Победы 1805 года во многом обязаны господину Петье – сначала за первоначальное устройство, а потом за его внимание и заботу в отношении всех частей. Днем он получал приказания императора; ночью заботился, чтобы они были исполнены, чтобы съестные припасы были в достаточном количестве, а походные госпитали – в безопасности. Это в конце концов разрушило его здоровье, но он еще успел услышать победные клики наших торжествующих армий. Его оживил гром Аустерлицкой победы. Петье имел счастье умереть среди этих славных празднеств. Он осиротил свое семейство 26 мая 1806 года. Звание сенатора и Большой крест Почетного легиона были единственными наградами, которые признательное отечество положило на его гробницу.
Господин Петье – человек таких высоких достоинств, что для него я отступила от своего правила не помещать биографических сведений о людях. Я близко знала Петье, хорошо знала семейство его, и никто лучше меня не может подтвердить истины представленных о нем подробностей. Ничего, что они немного велеречивы! Имя Петье следует не только упомянуть в современных мемуарах, но и окружить всем блеском, приличным тому, кто во всю свою жизнь был отцом солдат.
Император наконец приехал в Аррас осмотреть образцовую дивизию. Жюно пробыл в Аррасе уже десять месяцев, а Наполеон не посылал к нему даже Бертье, который только однажды приезжал туда на несколько часов. Император хотел, чтобы Жюно организовал свое войско совершенно самостоятельно, без всякого постороннего влияния. Это было испытание, как сказал он после ему самому. К счастью, Жюно выдержал его.

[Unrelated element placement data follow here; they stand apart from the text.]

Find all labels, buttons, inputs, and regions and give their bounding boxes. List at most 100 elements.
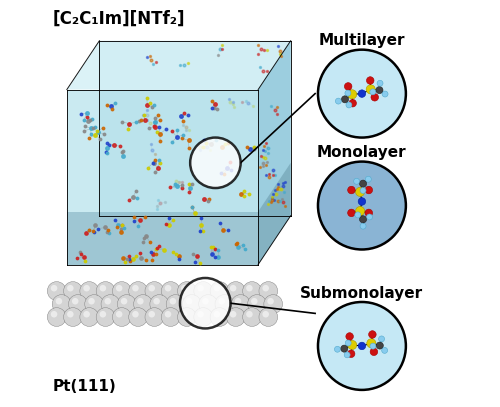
Circle shape [116, 311, 122, 317]
Circle shape [345, 90, 351, 96]
Circle shape [112, 308, 131, 326]
Circle shape [210, 308, 229, 326]
Circle shape [210, 282, 229, 300]
Circle shape [116, 285, 122, 291]
Circle shape [178, 308, 197, 326]
Circle shape [370, 343, 376, 349]
Circle shape [194, 282, 212, 300]
Circle shape [226, 282, 245, 300]
Circle shape [251, 298, 258, 304]
Circle shape [104, 298, 111, 304]
Circle shape [318, 302, 406, 390]
Circle shape [366, 176, 372, 182]
Circle shape [181, 285, 188, 291]
Circle shape [84, 285, 90, 291]
Polygon shape [258, 41, 290, 265]
Circle shape [366, 85, 376, 94]
Circle shape [186, 298, 192, 304]
Circle shape [232, 295, 250, 313]
Circle shape [72, 298, 78, 304]
Circle shape [346, 102, 352, 108]
Circle shape [365, 186, 372, 194]
Polygon shape [258, 163, 290, 265]
Circle shape [48, 282, 66, 300]
Circle shape [80, 308, 98, 326]
Circle shape [166, 295, 185, 313]
Circle shape [121, 298, 128, 304]
Circle shape [154, 298, 160, 304]
Circle shape [376, 342, 384, 349]
Circle shape [100, 311, 106, 317]
Circle shape [378, 336, 384, 342]
Circle shape [132, 311, 138, 317]
Circle shape [345, 340, 351, 346]
Circle shape [234, 298, 242, 304]
Polygon shape [67, 212, 258, 265]
Circle shape [182, 295, 201, 313]
Circle shape [336, 98, 342, 104]
Circle shape [134, 295, 152, 313]
Circle shape [68, 295, 87, 313]
Circle shape [214, 311, 220, 317]
Circle shape [96, 282, 115, 300]
Circle shape [48, 308, 66, 326]
Circle shape [52, 295, 71, 313]
Circle shape [128, 308, 148, 326]
Circle shape [128, 282, 148, 300]
Circle shape [259, 308, 278, 326]
Circle shape [162, 308, 180, 326]
Circle shape [178, 282, 197, 300]
Circle shape [145, 282, 164, 300]
Circle shape [348, 186, 355, 194]
Circle shape [190, 138, 240, 188]
Circle shape [214, 285, 220, 291]
Circle shape [367, 339, 376, 348]
Circle shape [370, 89, 376, 95]
Circle shape [64, 308, 82, 326]
Circle shape [318, 50, 406, 138]
Circle shape [164, 311, 172, 317]
Circle shape [246, 311, 252, 317]
Circle shape [80, 282, 98, 300]
Circle shape [358, 342, 366, 350]
Circle shape [230, 311, 236, 317]
Circle shape [376, 87, 383, 94]
Circle shape [365, 209, 372, 217]
Circle shape [112, 282, 131, 300]
Circle shape [64, 282, 82, 300]
Circle shape [194, 308, 212, 326]
Circle shape [96, 308, 115, 326]
Circle shape [181, 311, 188, 317]
Circle shape [148, 311, 155, 317]
Circle shape [164, 285, 172, 291]
Circle shape [371, 94, 378, 101]
Circle shape [382, 348, 388, 353]
Circle shape [248, 295, 266, 313]
Circle shape [148, 285, 155, 291]
Circle shape [51, 285, 58, 291]
Circle shape [51, 311, 58, 317]
Polygon shape [67, 90, 258, 265]
Circle shape [259, 282, 278, 300]
Circle shape [348, 340, 357, 350]
Circle shape [360, 188, 366, 193]
Circle shape [118, 295, 136, 313]
Circle shape [349, 99, 356, 107]
Circle shape [198, 295, 218, 313]
Circle shape [358, 198, 366, 205]
Circle shape [85, 295, 103, 313]
Circle shape [268, 298, 274, 304]
Circle shape [348, 350, 355, 357]
Circle shape [348, 90, 357, 99]
Circle shape [226, 308, 245, 326]
Circle shape [215, 295, 234, 313]
Circle shape [344, 352, 350, 358]
Circle shape [262, 311, 269, 317]
Text: Multilayer: Multilayer [318, 33, 405, 48]
Circle shape [354, 178, 360, 184]
Circle shape [132, 285, 138, 291]
Circle shape [360, 180, 366, 187]
Circle shape [162, 282, 180, 300]
Circle shape [340, 345, 348, 352]
Circle shape [218, 298, 225, 304]
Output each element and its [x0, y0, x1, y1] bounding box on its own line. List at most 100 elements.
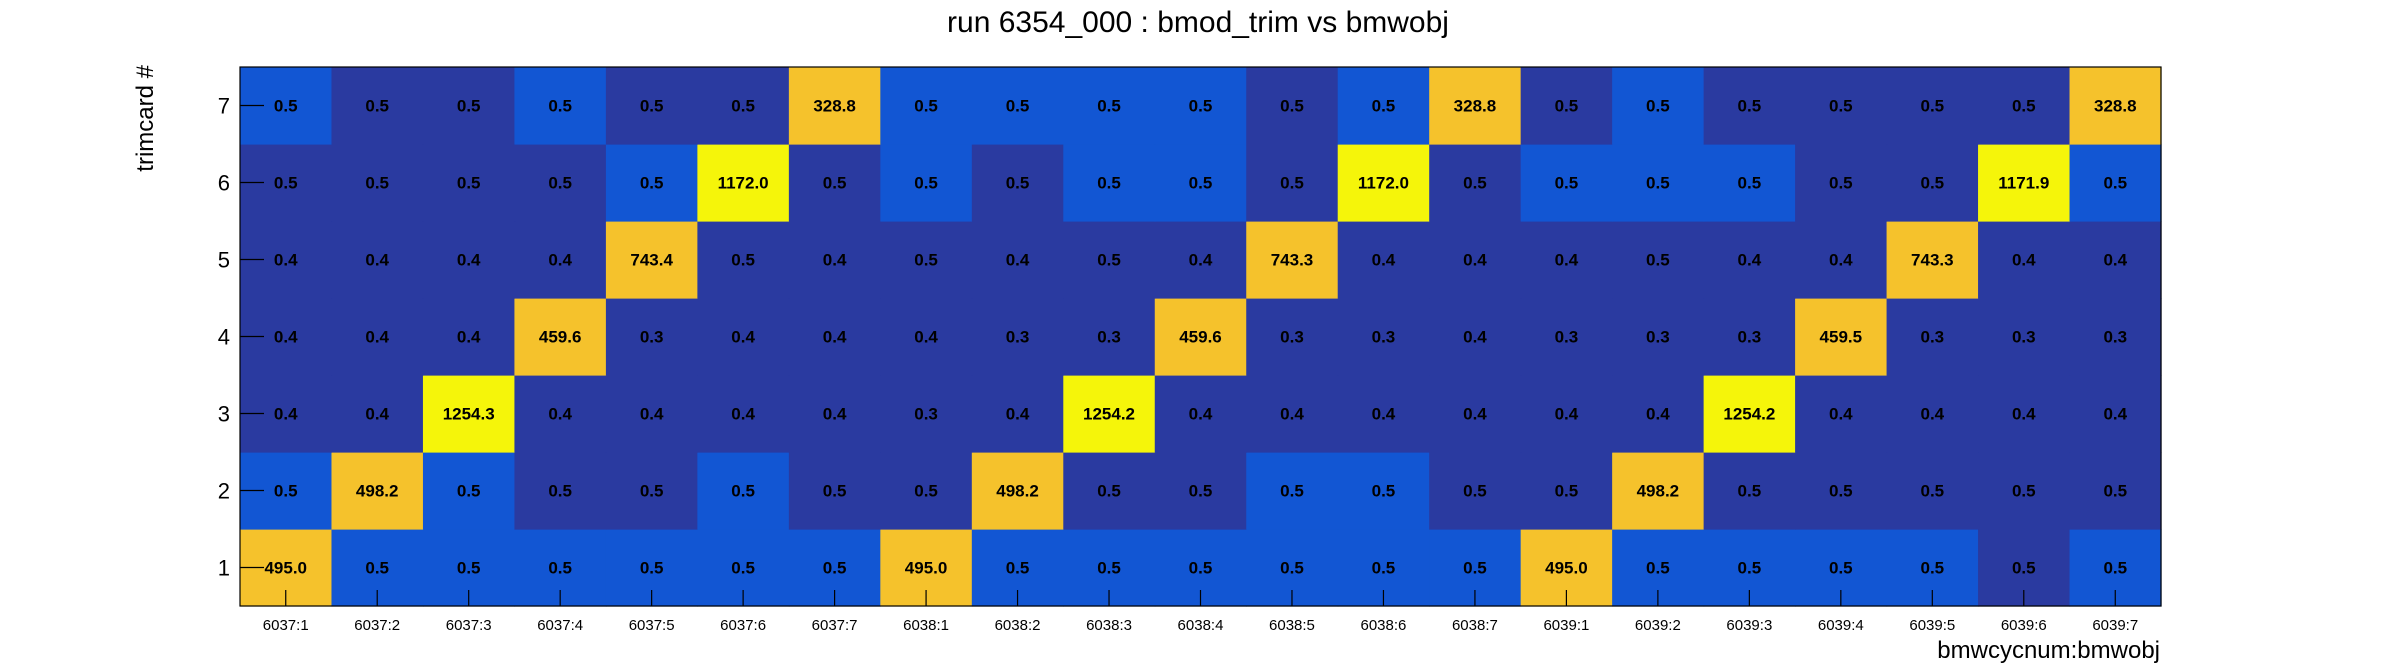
x-axis-title: bmwcycnum:bmwobj [1937, 637, 2160, 664]
heatmap-cell [1795, 144, 1888, 222]
heatmap-cell [1429, 375, 1522, 453]
x-tick-label: 6037:4 [537, 617, 583, 634]
cell-value-label: 0.5 [548, 559, 572, 578]
cell-value-label: 0.4 [548, 251, 572, 270]
heatmap-cell [1063, 67, 1156, 145]
heatmap-cell [331, 452, 424, 530]
x-tick-label: 6038:2 [995, 617, 1041, 634]
x-tick-label: 6038:5 [1269, 617, 1315, 634]
cell-value-label: 0.5 [274, 482, 298, 501]
heatmap-cell [1429, 67, 1522, 145]
cell-value-label: 0.4 [1006, 251, 1030, 270]
cell-value-label: 0.5 [1829, 482, 1853, 501]
cell-value-label: 0.3 [1646, 328, 1670, 347]
cell-value-label: 0.4 [1372, 405, 1396, 424]
x-tick-label: 6039:4 [1818, 617, 1864, 634]
cell-value-label: 0.5 [1189, 559, 1213, 578]
heatmap-cell [1246, 298, 1339, 376]
cell-value-label: 0.5 [1829, 174, 1853, 193]
heatmap-cell [1703, 452, 1796, 530]
cell-value-label: 0.5 [1920, 97, 1944, 116]
heatmap-cell [1703, 144, 1796, 222]
heatmap-cell [1337, 452, 1430, 530]
cell-value-label: 0.5 [1097, 97, 1121, 116]
cell-value-label: 0.5 [2103, 559, 2127, 578]
cell-value-label: 0.5 [1097, 559, 1121, 578]
heatmap-cell [422, 67, 516, 145]
cell-value-label: 0.5 [640, 97, 664, 116]
heatmap-cell [1154, 67, 1247, 145]
heatmap-cell [1246, 221, 1339, 299]
heatmap-cell [1063, 452, 1156, 530]
heatmap-cell [971, 67, 1064, 145]
heatmap-cell [1612, 144, 1705, 222]
cell-value-label: 0.5 [2012, 97, 2036, 116]
heatmap-cell [1703, 298, 1796, 376]
cell-value-label: 0.4 [823, 328, 847, 347]
cell-value-label: 0.5 [1920, 174, 1944, 193]
cell-value-label: 0.4 [914, 328, 938, 347]
cell-value-label: 0.4 [274, 251, 298, 270]
heatmap-cell [514, 221, 607, 299]
cell-value-label: 0.4 [1280, 405, 1304, 424]
cell-value-label: 0.4 [1463, 405, 1487, 424]
cell-value-label: 459.6 [539, 328, 582, 347]
heatmap-cell [331, 221, 424, 299]
cell-value-label: 0.5 [1189, 174, 1213, 193]
x-tick-label: 6039:6 [2001, 617, 2047, 634]
cell-value-label: 495.0 [264, 559, 307, 578]
cell-value-label: 0.4 [365, 328, 389, 347]
cell-value-label: 0.5 [1738, 97, 1762, 116]
heatmap-cell [1703, 67, 1796, 145]
cell-value-label: 0.5 [914, 251, 938, 270]
heatmap-cell [788, 144, 881, 222]
heatmap-cell [1978, 221, 2071, 299]
heatmap-cell [1063, 221, 1156, 299]
heatmap-cell [971, 375, 1064, 453]
cell-value-label: 0.5 [1646, 174, 1670, 193]
heatmap-cell [1886, 67, 1979, 145]
heatmap-cell [1429, 298, 1522, 376]
cell-value-label: 0.5 [1097, 251, 1121, 270]
x-tick-label: 6038:4 [1178, 617, 1224, 634]
heatmap-cell [788, 375, 881, 453]
cell-value-label: 498.2 [996, 482, 1039, 501]
heatmap-cell [788, 67, 881, 145]
cell-value-label: 0.5 [274, 97, 298, 116]
heatmap-cell [880, 144, 973, 222]
cell-value-label: 0.5 [914, 97, 938, 116]
cell-value-label: 0.5 [1463, 482, 1487, 501]
x-tick-label: 6039:1 [1543, 617, 1589, 634]
cell-value-label: 0.4 [823, 251, 847, 270]
cell-value-label: 0.3 [914, 405, 938, 424]
heatmap-cell [697, 221, 790, 299]
heatmap-cell [1520, 452, 1613, 530]
heatmap-cell [605, 221, 698, 299]
cell-value-label: 0.5 [548, 174, 572, 193]
cell-value-label: 0.5 [1738, 482, 1762, 501]
y-tick-label: 3 [218, 402, 230, 427]
cell-value-label: 459.6 [1179, 328, 1222, 347]
cell-value-label: 0.5 [548, 97, 572, 116]
cell-value-label: 1254.3 [443, 405, 495, 424]
cell-value-label: 0.4 [1829, 405, 1853, 424]
cell-value-label: 0.5 [1829, 559, 1853, 578]
heatmap-cell [1886, 298, 1979, 376]
cell-value-label: 0.3 [640, 328, 664, 347]
heatmap-cell [331, 144, 424, 222]
cell-value-label: 0.5 [1829, 97, 1853, 116]
x-tick-label: 6038:3 [1086, 617, 1132, 634]
heatmap-cell [514, 375, 607, 453]
cell-value-label: 0.4 [2103, 251, 2127, 270]
cell-value-label: 0.3 [1372, 328, 1396, 347]
heatmap-cell [2069, 375, 2162, 453]
heatmap-cell [1520, 375, 1613, 453]
cell-value-label: 0.4 [1555, 405, 1579, 424]
heatmap-cell [971, 144, 1064, 222]
x-tick-label: 6037:3 [446, 617, 492, 634]
cell-value-label: 743.3 [1271, 251, 1314, 270]
cell-value-label: 0.3 [1280, 328, 1304, 347]
heatmap-cell [1520, 298, 1613, 376]
cell-value-label: 0.4 [1829, 251, 1853, 270]
heatmap-cell [1795, 67, 1888, 145]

Я никогда не видела матери, столь заботливой по отношению к наряду своей дочери, не видела женщины, столь заботливой по отношению к собственному наряду, сколь заботился Жюно о наряде своих гренадеров, и особенно о знаменитом головном уборе.
Приведу здесь свое письмо к госпоже Пюто, о котором уже упоминала.
«Мой драгоценный друг! Я виновата перед тобой тысячу раз, но умоляю представить все, что мешало мне писать, и ты, верно, простишь меня. Ты знаешь, что с того времени, как я возвратилась из Булони, дни мои были совершенно посвящены заботам, которые надобно было мне разделять с госпожою Лашез, подготовляя все к приезду императора. Теперь мы вознаграждены за наш труд. Он прожил у нас два с половиной дня. Это большая победа, одержанная над быстротою его путешествия, потому что он нигде не остается больше суток во время своих военных посещений.